Dedikoduyla baş etmenin en etkili yolunun saydamlık olduğu sonucuna varmıştım yıllar önce. Sen her şeyi anlatırsan, yaşadıklarını hatalarıyla birlikte gururla taşırsan dedikoducuların susacağını düşünüyorsun. Pek de öyle olmuyor tabii. Mesele sana duyulan bir öfke ve nefret olunca gerçeğin karartılması giriyor devreye. Amaç sana zarar vermek, böylece üzerinde bir iktidar kurmak oluyor.
İnsanın içinde filizlenen kötülüğü anlamaya çalıştım hep. Sakin, mutlu bir ruh neden kötülük yapsın? Kötülüğü yapan mutsuzdur aslında. Önemli bir neden kıskançlıktır. Kıskançlık iktidar tutkusu kadar insanın kendisine adaletsizlik yapıldığını düşünmesiyle de ilgilidir. İnsani bir duygudur bu… Kıskançlık duymak değildir mesele. Kaçınılmazdır çoğu zaman; duyarsın çünkü… Kıskançlığın bir intikam projesine, bir iktidar savaşına dönüşmesidir kötü olan.
Kimi insanlar kıskançtırlar ama bunu kendi içlerinde yaşarlar sadece… İçin için kemiren bir duygu olarak. Çok da kötü bir şey değildir bu… Adalet duygusu ile ilgilidir. Hayat adil davranmaz çünkü ve insan isyan edebilir buna...
Belki de bütün mesele hayatın bir yarışma kulvarı gibi sunulması, başarı ve mutluluğun başkalarından üstünlük olarak tanımlanmasıdır. Böyle olunca diğerlerini ezip geçme, komplolar kurarak alt etme geçerli yöntemler haline geliyor.
Bize sunulan bu dünyayı, bazı algılama biçimlerini tartışılmaz gerçeklikler olarak kabul etmemiz istenir.

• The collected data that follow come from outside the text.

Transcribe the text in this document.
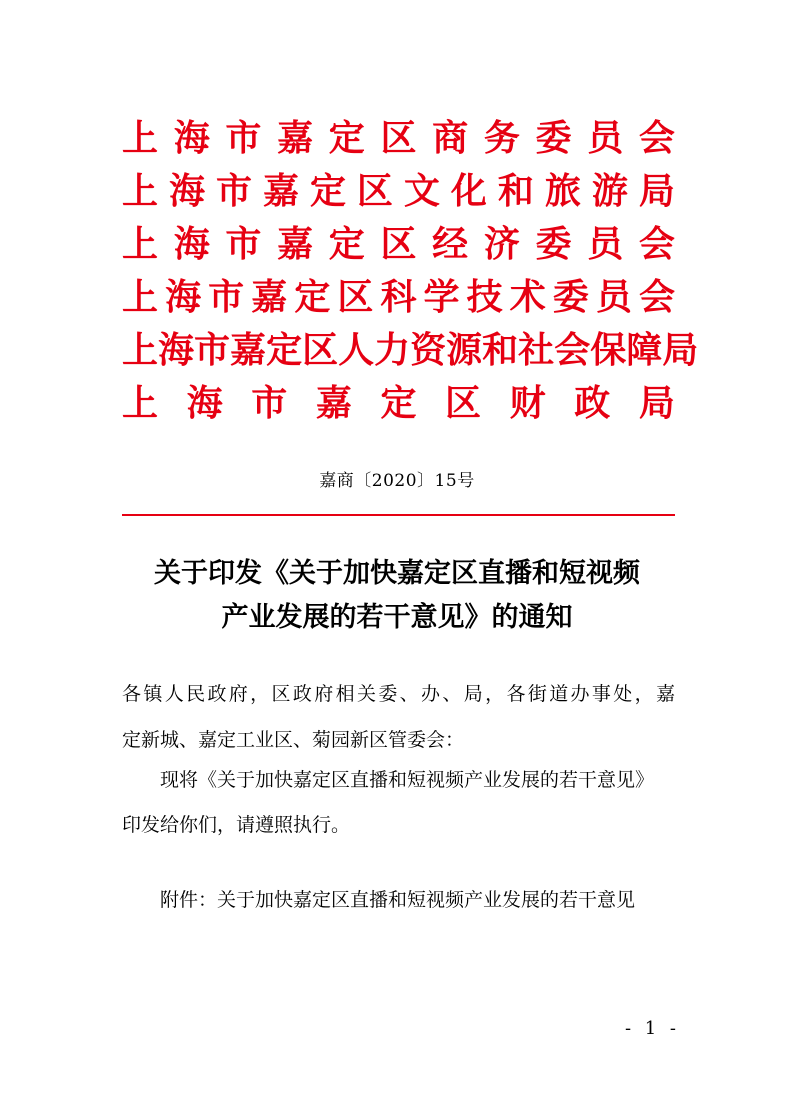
上 海 市 嘉 定 区 商 务 委 员 会
上 海 市 嘉 定 区 文 化 和 旅 游 局
上 海 市 嘉 定 区 经 济 委 员 会
上 海 市 嘉 定 区 科 学 技 术 委 员 会
上 海 市 嘉 定 区 人 力 资 源 和 社 会 保 障 局
上 海 市 嘉 定 区 财 政 局
嘉商〔2020〕15号
关于印发《关于加快嘉定区直播和短视频
产业发展的若干意见》的通知
各镇人民政府，区政府相关委、办、局，各街道办事处，嘉
定新城、嘉定工业区、菊园新区管委会：
现将《关于加快嘉定区直播和短视频产业发展的若干意见》
印发给你们，请遵照执行。
附件：关于加快嘉定区直播和短视频产业发展的若干意见
- 1 -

Bunu sarsacak en etkili soruları çocuklar sorarlar. “Neden?” der çocuk ve donup kalırsınız. Daha önce doğal kabul ettiğiniz bir durum üzerine düşünmeye başlarsınız.

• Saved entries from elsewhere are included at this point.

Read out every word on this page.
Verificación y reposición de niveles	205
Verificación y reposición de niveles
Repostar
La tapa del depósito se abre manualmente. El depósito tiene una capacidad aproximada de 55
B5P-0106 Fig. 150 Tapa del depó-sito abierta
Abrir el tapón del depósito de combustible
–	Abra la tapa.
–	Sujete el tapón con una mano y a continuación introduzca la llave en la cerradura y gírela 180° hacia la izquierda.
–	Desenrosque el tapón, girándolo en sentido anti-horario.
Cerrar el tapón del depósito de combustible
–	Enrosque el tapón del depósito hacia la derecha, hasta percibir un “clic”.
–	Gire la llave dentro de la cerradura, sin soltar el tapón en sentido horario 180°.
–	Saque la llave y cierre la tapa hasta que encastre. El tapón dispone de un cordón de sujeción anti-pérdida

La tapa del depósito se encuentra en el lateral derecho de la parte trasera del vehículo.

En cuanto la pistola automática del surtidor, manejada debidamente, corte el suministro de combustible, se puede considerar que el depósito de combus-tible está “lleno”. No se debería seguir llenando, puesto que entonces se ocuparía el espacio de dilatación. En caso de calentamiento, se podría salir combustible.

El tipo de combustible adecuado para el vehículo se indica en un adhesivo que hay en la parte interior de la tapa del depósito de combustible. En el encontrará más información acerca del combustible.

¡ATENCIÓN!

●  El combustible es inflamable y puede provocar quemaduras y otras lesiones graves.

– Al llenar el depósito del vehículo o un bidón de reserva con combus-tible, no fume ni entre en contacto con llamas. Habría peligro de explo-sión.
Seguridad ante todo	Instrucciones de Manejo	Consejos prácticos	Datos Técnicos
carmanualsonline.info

Çocukluğunu koruyan, masumiyete sahip çıkan insanlardır dünyanın gerçek umudu…
Çocuk kalabilmiş insanları çok severim bu yüzden… Dünyaya en çok onlar karşı durabilirler. Kırılgan insanlardır temiz kalpleri taşıyabilenler.

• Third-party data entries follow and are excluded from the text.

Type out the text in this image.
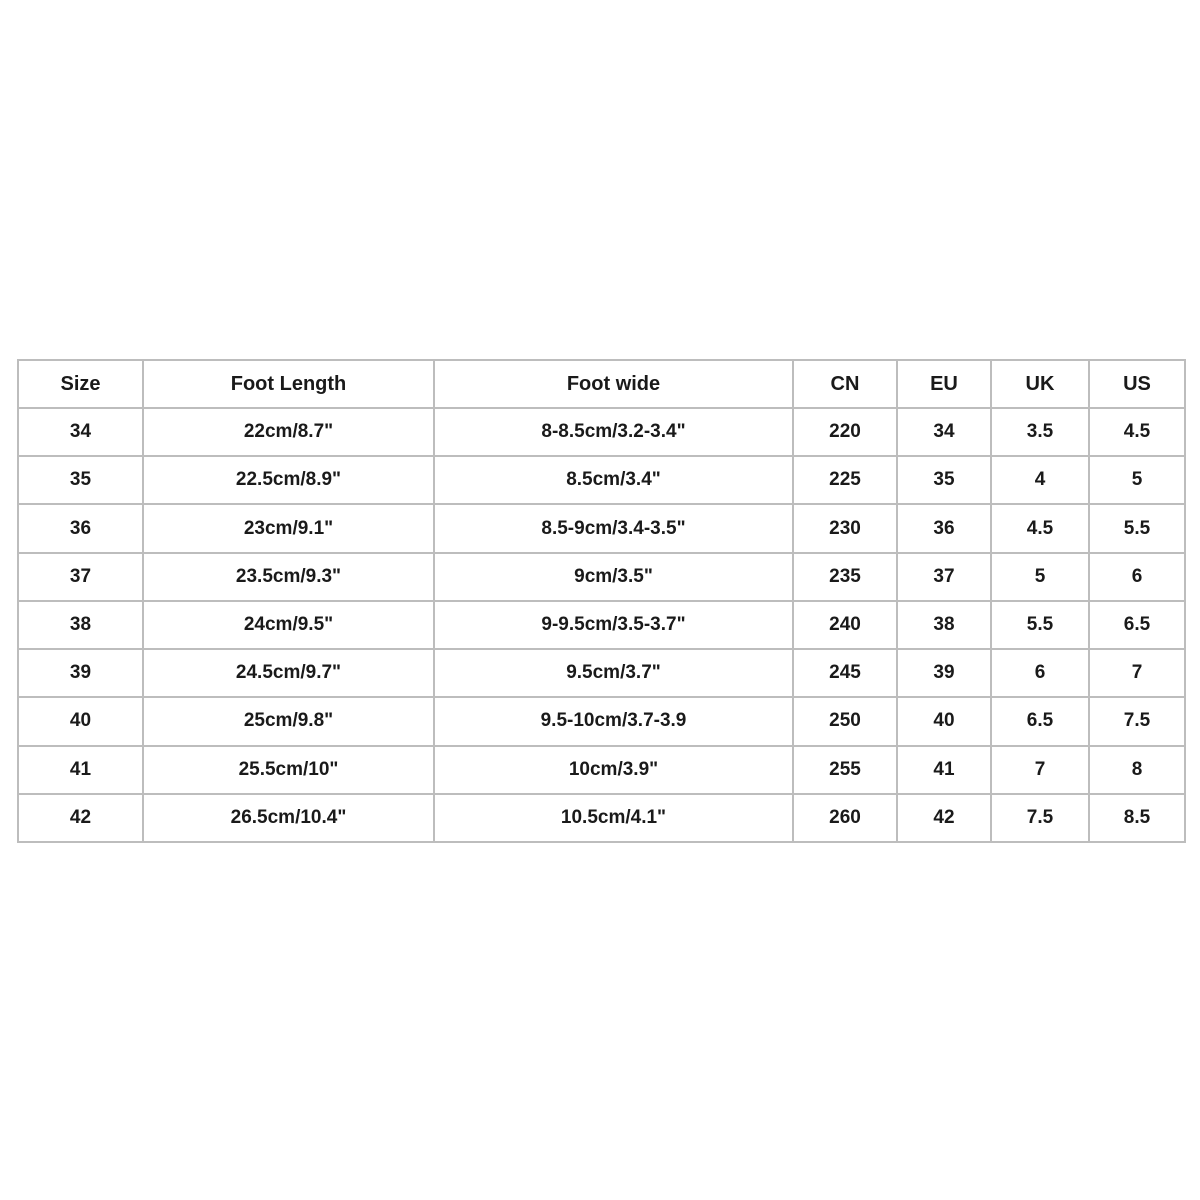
Size	Foot Length	Foot wide	CN	EU	UK	US
34	22cm/8.7"	8-8.5cm/3.2-3.4"	220	34	3.5	4.5
35	22.5cm/8.9"	8.5cm/3.4"	225	35	4	5
36	23cm/9.1"	8.5-9cm/3.4-3.5"	230	36	4.5	5.5
37	23.5cm/9.3"	9cm/3.5"	235	37	5	6
38	24cm/9.5"	9-9.5cm/3.5-3.7"	240	38	5.5	6.5
39	24.5cm/9.7"	9.5cm/3.7"	245	39	6	7
40	25cm/9.8"	9.5-10cm/3.7-3.9	250	40	6.5	7.5
41	25.5cm/10"	10cm/3.9"	255	41	7	8
42	26.5cm/10.4"	10.5cm/4.1"	260	42	7.5	8.5
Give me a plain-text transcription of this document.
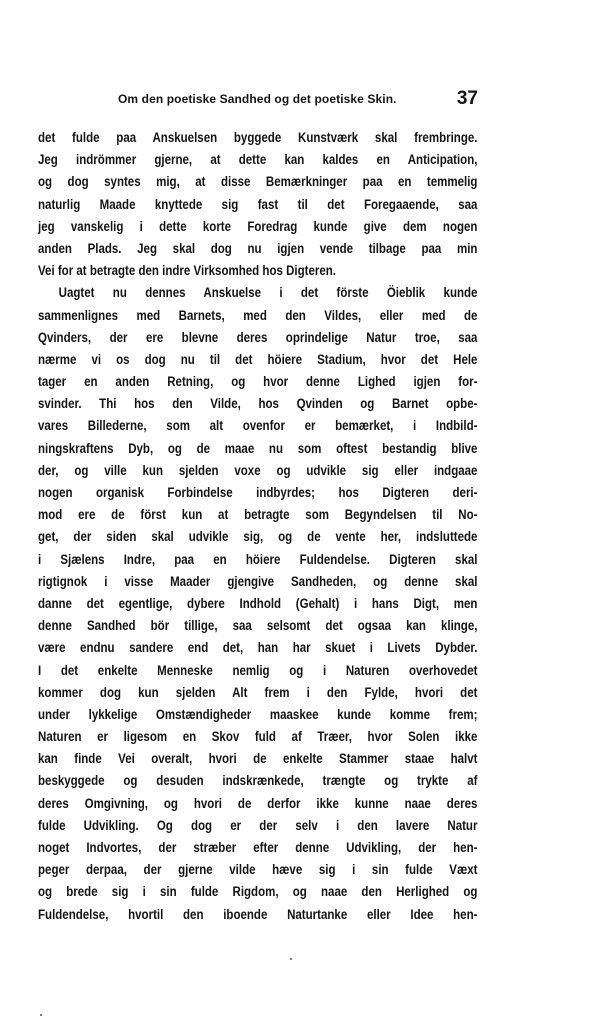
Om den poetiske Sandhed og det poetiske Skin.	37
det fulde paa Anskuelsen byggede Kunstværk skal frembringe.
Jeg indrömmer gjerne, at dette kan kaldes en Anticipation,
og dog syntes mig, at disse Bemærkninger paa en temmelig
naturlig Maade knyttede sig fast til det Foregaaende, saa
jeg vanskelig i dette korte Foredrag kunde give dem nogen
anden Plads. Jeg skal dog nu igjen vende tilbage paa min
Vei for at betragte den indre Virksomhed hos Digteren.
Uagtet nu dennes Anskuelse i det förste Öieblik kunde
sammenlignes med Barnets, med den Vildes, eller med de
Qvinders, der ere blevne deres oprindelige Natur troe, saa
nærme vi os dog nu til det höiere Stadium, hvor det Hele
tager en anden Retning, og hvor denne Lighed igjen for-
svinder. Thi hos den Vilde, hos Qvinden og Barnet opbe-
vares Billederne, som alt ovenfor er bemærket, i Indbild-
ningskraftens Dyb, og de maae nu som oftest bestandig blive
der, og ville kun sjelden voxe og udvikle sig eller indgaae
nogen organisk Forbindelse indbyrdes; hos Digteren deri-
mod ere de först kun at betragte som Begyndelsen til No-
get, der siden skal udvikle sig, og de vente her, indsluttede
i Sjælens Indre, paa en höiere Fuldendelse. Digteren skal
rigtignok i visse Maader gjengive Sandheden, og denne skal
danne det egentlige, dybere Indhold (Gehalt) i hans Digt, men
denne Sandhed bör tillige, saa selsomt det ogsaa kan klinge,
være endnu sandere end det, han har skuet i Livets Dybder.
I det enkelte Menneske nemlig og i Naturen overhovedet
kommer dog kun sjelden Alt frem i den Fylde, hvori det
under lykkelige Omstændigheder maaskee kunde komme frem;
Naturen er ligesom en Skov fuld af Træer, hvor Solen ikke
kan finde Vei overalt, hvori de enkelte Stammer staae halvt
beskyggede og desuden indskrænkede, trængte og trykte af
deres Omgivning, og hvori de derfor ikke kunne naae deres
fulde Udvikling. Og dog er der selv i den lavere Natur
noget Indvortes, der stræber efter denne Udvikling, der hen-
peger derpaa, der gjerne vilde hæve sig i sin fulde Væxt
og brede sig i sin fulde Rigdom, og naae den Herlighed og
Fuldendelse, hvortil den iboende Naturtanke eller Idee hen-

Güçlü görünen pek çok insan aslında perdenin ardından megafonla konuşan Oz Büyücüsü gibidir. Çevreye saldıkları korku yanıltıcıdır. Kötüler güçlü olanlar değil, güçlü taklidi yapanlardır çoğu zaman. Mucizeleri güzel kalpler gerçekleştirebilir ancak… Çocukluk kalplerinizi özenle koruyun.